- Relator(a)
- Ministro Moura Ribeiro
- Órgão julgador
- Terceira Turma
- Data do julgamento
- 24/02/2025
- Data de publicação
- 27/02/2025
STJ – Acórdão, Rel. Ministro Moura Ribeiro, Terceira Turma, j. 24/02/2025, p. 27/02/2025
PROCESSUAL CIVIL. RECURSO ORDINÁRIO EM HABEAS CORPUS. FAMÍLIA. INADIMPLEMENTO DE OBRIGAÇÃO ALIMENTAR. PRISÃO CIVIL DECRETADA NO PRAZO ACIMA DO MÍNIMO LEGAL PREVISTO EM LEI (60 DIAS). JUSTIFICATIVA IDÔNEA E SUFICIENTE PARA JUSTIFICAR O PERÍODO DE PRISÃO CIVIL. OLÍMPICO PERÍODO DE INADIMPLÊNCIA E DESÍDIA NO ADIMPLEMENTO DA OBRIGAÇÃO ALIMENTAR EVIDENCIADOS. PRAZO DE VALIDADE DO MANDADO DE PRISÃO CIVIL. INOCORRÊNCIA DE ILEGALIDADE OU TERATOLOGIA NO ACÓRDÃO IMPUGNADO. RECURSO ORDINÁRIO DESPROVIDO. 1. Cuida-se de recurso ordinário em habeas corpus contra acórdão que denegou o writ impetrado no Tribunal de Justiça de São Paulo, impugnando tão somente aspectos formais do mandado de prisão civil. 2. Nos termos da jurisprudência desta eg.

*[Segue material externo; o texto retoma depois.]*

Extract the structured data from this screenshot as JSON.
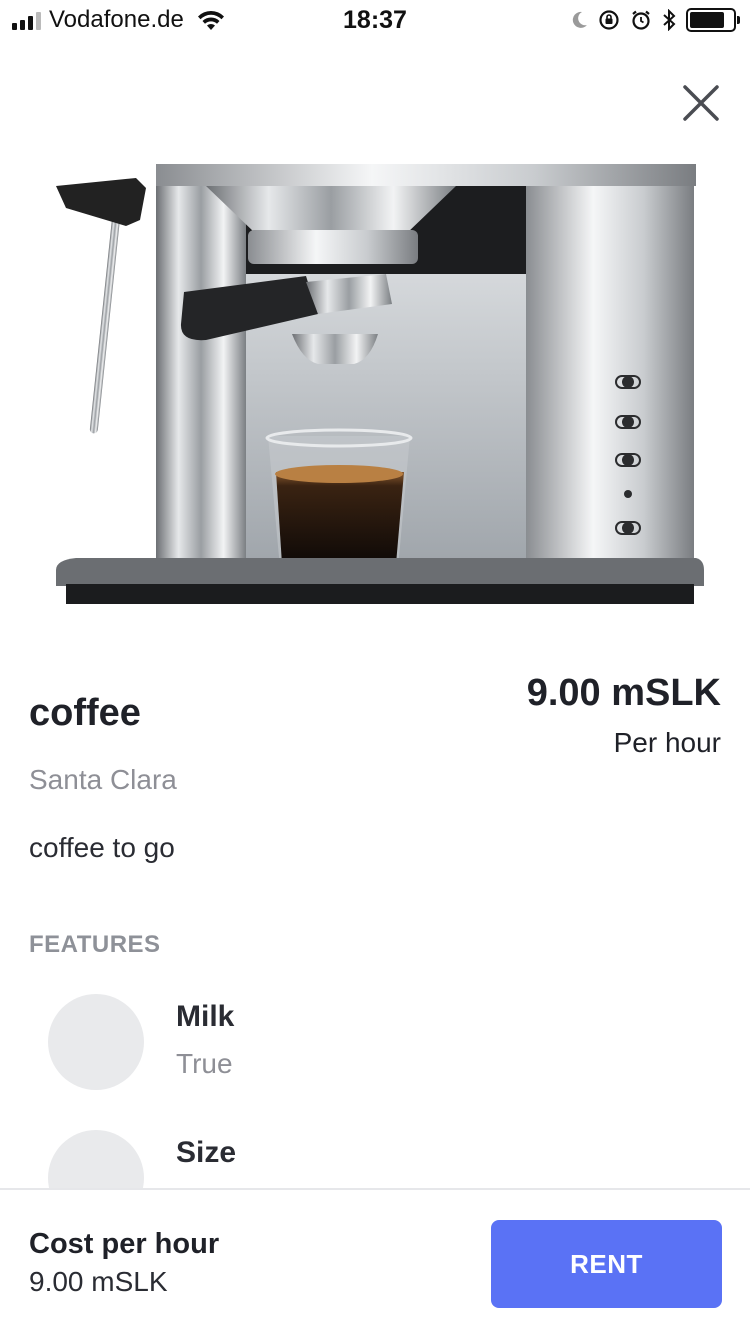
{
  "status_bar": {
    "carrier": "Vodafone.de",
    "time": "18:37",
    "icons": [
      "signal-icon",
      "wifi-icon",
      "moon-icon",
      "rotation-lock-icon",
      "alarm-icon",
      "bluetooth-icon",
      "battery-icon"
    ]
  },
  "close_icon": "close-icon",
  "product": {
    "image": "espresso-machine-photo",
    "title": "coffee",
    "price": "9.00 mSLK",
    "price_unit": "Per hour",
    "location": "Santa Clara",
    "description": "coffee to go"
  },
  "features": {
    "heading": "FEATURES",
    "items": [
      {
        "name": "Milk",
        "value": "True"
      },
      {
        "name": "Size",
        "value": ""
      }
    ]
  },
  "bottom_bar": {
    "cost_label": "Cost per hour",
    "cost_value": "9.00 mSLK",
    "rent_label": "RENT"
  },
  "colors": {
    "accent": "#5a72f5",
    "muted_text": "#8e8f96",
    "placeholder": "#e9eaec"
  }
}
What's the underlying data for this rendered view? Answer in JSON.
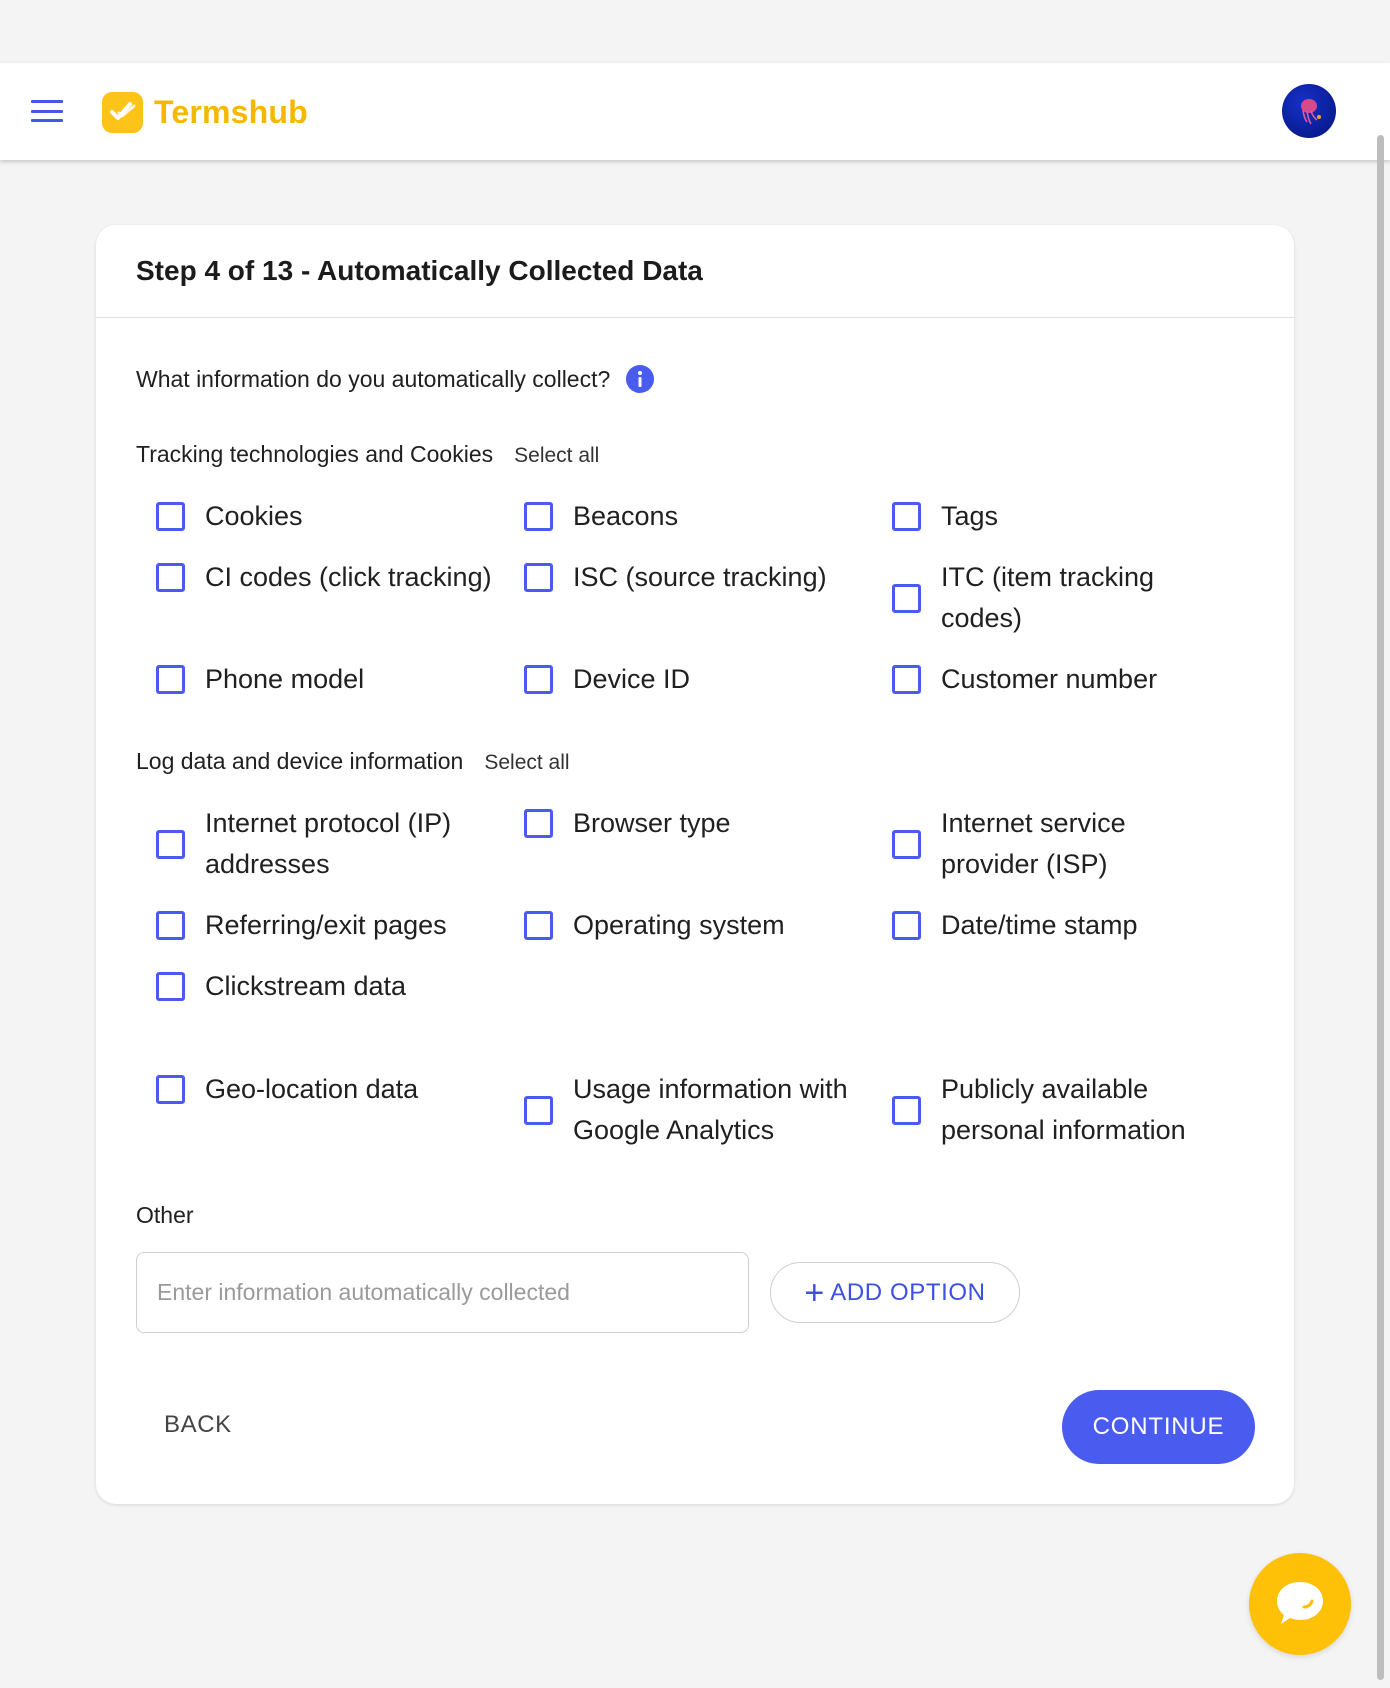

Corte Superior, é dever do julgador motivar suas decisões, considerando os interesses e direitos envolvidos, dosando o período de prisão civil do devedor de alimentos, que deve durar apenas o mínimo necessário a induzi-lo a adimplir voluntariamente as prestações devidas, de modo indesculpável. 3. Há entendimento dominante no sentido de que dependendo da postura do alimentante, ou seja, demonstrada a sua recalcitrância e a sua desídia no cumprimento da obrigação alimentar, não há impedimento para, de forma fundamentada, seja a sua prisão fixada acima do mínimo legal. 3. 1. Na hipótese dos autos, a fundamentação trazida pelo Juízo da execução para fixar a prisão civil do alimentante acima do mínimo legal, ou seja, em 60 dias, foi adequada, razoável, idônea e suficiente para tal mister, pois considerou as circunstâncias fáticas ocorridas no seu curso, como o olímpico período de inadimplemento da obrigação alimentar (mais de 10 anos), o que evidencia a sua negligência e obstinação em não prestar os alimentos para seu filho menor de idade, a dispensar prova da necessidade deles. 4. Considerando que inexiste norma no ordenamento jurídico regulando o prazo de validade do mandado de prisão civil, não há teratologia ou ilegalidade no acórdão que o fixou, à luz das recomendações e resoluções do Conselho Nacional de Justiça. 4. 1. Diante do recolhimento do mandado de prisão civil tido por viciado esvazia-se a pretensão de nulificá-lo, ante a expedição de um novo. 5. Recurso ordinário em habeas corpus desprovido, com recomendação. (RHC n. 206.934/SP, relator Ministro Moura Ribeiro, Terceira Turma, julgado em 24/2/2025, DJEN de 27/2/2025.)